Mehr Cybersecurity-Personal beim Bund

Der Bundesrat rüstet bei der Cybersicherheit weiter personell auf. So sollen in der Bundesverwaltung diesbezüglich 20 zusätzliche Stellen geschaffen werden.
Der Bund erhält mehr Cybersecurity-Spezialisten
(Quelle: © 2008 Béatrice Devènes / Pixsil)
Die Bundesverwaltung erhält im kommenden Jahr 20 zusätzliche Stellen zur Stärkung der Cybersicherheit. Eingerichtet werden sollen diese in den dafür zuständigen Ämtern. Der Kampf gegen Cyberattacken müsse laufend angepasst werden, sagt Finanzminister Ueli Maurer. 
2013 waren für die Umsetzung der Nationalen Strategie zum Schutz der Schweiz vor Cyberrisiken (NCS) 30 Stellen geschaffen worden. Vor einem Jahr sprach der Bundesrat für prioritäre Arbeiten zusätzliche 24 Stellen. Auch die finanziellen Mittel wurden erhöht - vor dem Hintergrund einer «deutlich intensivierten Bedrohungslage», wie es damals hiess. 
Nun herrscht offenbar weiterer Handlungsbedarf. Es brauche mehr Fachleute, um den zunehmenden Cyberrisiken zu begegnen, sagte Maurer am Donnerstag vor den Bundeshausmedien. «Angriffe gehören zum täglichen Business der Verwaltung.» Diese würden immer aggressiver. 

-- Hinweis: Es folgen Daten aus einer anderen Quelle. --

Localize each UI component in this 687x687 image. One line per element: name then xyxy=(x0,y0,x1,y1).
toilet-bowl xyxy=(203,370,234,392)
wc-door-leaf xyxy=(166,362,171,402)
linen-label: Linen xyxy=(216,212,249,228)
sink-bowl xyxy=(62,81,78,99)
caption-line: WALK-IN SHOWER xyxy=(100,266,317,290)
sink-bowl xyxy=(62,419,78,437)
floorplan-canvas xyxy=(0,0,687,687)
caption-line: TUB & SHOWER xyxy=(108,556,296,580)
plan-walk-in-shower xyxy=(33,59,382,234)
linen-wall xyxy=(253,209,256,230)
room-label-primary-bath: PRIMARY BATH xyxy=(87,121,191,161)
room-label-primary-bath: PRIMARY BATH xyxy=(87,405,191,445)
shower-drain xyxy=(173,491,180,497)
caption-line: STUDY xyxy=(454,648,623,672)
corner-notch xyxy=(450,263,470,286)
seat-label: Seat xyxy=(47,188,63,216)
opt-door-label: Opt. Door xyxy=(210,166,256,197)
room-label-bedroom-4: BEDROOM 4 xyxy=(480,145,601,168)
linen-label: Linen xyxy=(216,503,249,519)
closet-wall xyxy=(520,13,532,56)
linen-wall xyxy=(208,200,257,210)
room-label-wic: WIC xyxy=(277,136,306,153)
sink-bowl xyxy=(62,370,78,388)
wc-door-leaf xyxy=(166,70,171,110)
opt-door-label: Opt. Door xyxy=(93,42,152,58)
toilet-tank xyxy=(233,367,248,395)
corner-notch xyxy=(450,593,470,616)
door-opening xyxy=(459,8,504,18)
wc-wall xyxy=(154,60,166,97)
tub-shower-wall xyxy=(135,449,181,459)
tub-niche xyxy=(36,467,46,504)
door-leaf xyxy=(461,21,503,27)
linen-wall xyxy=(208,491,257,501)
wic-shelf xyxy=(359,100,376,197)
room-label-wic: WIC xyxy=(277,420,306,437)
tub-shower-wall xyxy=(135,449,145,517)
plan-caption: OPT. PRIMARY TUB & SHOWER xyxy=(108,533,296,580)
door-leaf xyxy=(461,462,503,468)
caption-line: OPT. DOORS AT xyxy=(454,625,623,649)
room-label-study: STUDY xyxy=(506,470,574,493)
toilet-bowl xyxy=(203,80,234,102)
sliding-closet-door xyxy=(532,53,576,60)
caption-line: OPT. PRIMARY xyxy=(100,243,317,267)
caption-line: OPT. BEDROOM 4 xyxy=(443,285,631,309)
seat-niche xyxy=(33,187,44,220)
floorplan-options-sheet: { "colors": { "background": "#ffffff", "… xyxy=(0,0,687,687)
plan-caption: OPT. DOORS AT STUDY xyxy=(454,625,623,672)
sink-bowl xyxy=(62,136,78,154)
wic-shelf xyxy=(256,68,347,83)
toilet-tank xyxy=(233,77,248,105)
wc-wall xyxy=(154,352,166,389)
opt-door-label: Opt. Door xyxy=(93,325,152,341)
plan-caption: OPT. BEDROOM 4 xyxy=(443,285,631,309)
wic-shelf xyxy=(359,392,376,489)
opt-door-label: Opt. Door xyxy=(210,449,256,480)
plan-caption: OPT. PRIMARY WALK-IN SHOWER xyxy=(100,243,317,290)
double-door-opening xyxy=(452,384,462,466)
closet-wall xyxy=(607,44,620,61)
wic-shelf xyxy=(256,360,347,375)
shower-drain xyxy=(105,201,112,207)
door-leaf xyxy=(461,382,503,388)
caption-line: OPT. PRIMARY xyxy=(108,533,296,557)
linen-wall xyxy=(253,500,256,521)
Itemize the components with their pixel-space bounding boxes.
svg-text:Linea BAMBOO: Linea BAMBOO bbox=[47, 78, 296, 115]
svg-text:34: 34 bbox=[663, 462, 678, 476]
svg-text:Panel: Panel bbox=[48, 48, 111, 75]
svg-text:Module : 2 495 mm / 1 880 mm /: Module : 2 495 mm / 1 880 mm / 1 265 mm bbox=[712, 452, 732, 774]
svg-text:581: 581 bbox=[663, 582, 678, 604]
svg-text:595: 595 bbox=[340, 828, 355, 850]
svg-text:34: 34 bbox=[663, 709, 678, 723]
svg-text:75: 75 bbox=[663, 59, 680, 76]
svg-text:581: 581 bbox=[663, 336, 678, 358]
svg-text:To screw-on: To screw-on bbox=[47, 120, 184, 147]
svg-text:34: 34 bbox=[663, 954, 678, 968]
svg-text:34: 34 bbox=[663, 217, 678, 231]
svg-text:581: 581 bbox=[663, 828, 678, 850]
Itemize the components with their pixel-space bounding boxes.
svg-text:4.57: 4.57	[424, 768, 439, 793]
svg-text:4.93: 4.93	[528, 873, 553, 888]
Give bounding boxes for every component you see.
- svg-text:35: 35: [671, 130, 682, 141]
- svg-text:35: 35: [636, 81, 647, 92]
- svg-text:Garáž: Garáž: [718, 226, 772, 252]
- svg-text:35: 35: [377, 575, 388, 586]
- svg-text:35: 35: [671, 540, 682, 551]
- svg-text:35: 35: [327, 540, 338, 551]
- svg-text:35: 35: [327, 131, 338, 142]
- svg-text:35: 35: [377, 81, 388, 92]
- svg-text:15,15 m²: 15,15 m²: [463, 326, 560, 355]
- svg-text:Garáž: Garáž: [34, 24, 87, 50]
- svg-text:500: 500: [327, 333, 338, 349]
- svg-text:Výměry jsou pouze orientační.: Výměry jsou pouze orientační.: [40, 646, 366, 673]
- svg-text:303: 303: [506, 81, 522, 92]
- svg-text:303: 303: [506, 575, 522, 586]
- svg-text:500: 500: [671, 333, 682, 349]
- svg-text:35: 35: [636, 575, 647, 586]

«Wir arbeiten sehr pragmatisch»

Maurer betonte, dass die Ressourcen in den kommenden Jahren wohl weiter ausgebaut werden müssten. "Das wird noch nicht das Ende der Fahnenstange sein", sagte er. Im internationalen Vergleich sei die Schweiz personell schwach aufgestellt. In Österreich kümmerten sich beispielsweise rund 800 Personen in der Verwaltung um die Cybersicherheit.
«Dorthin werden und wollen wir nie kommen», sagte Maurer. Qualitativ sei die Schweiz schon heute gut dabei. «Wir arbeiten sehr pragmatisch.» Die Wirtschaft und die Politik forderten ein starkes Kompetenzzentrum mit einer klaren Struktur und mehr Zentralisierung. Diesem Anliegen wolle der Bund entsprechen.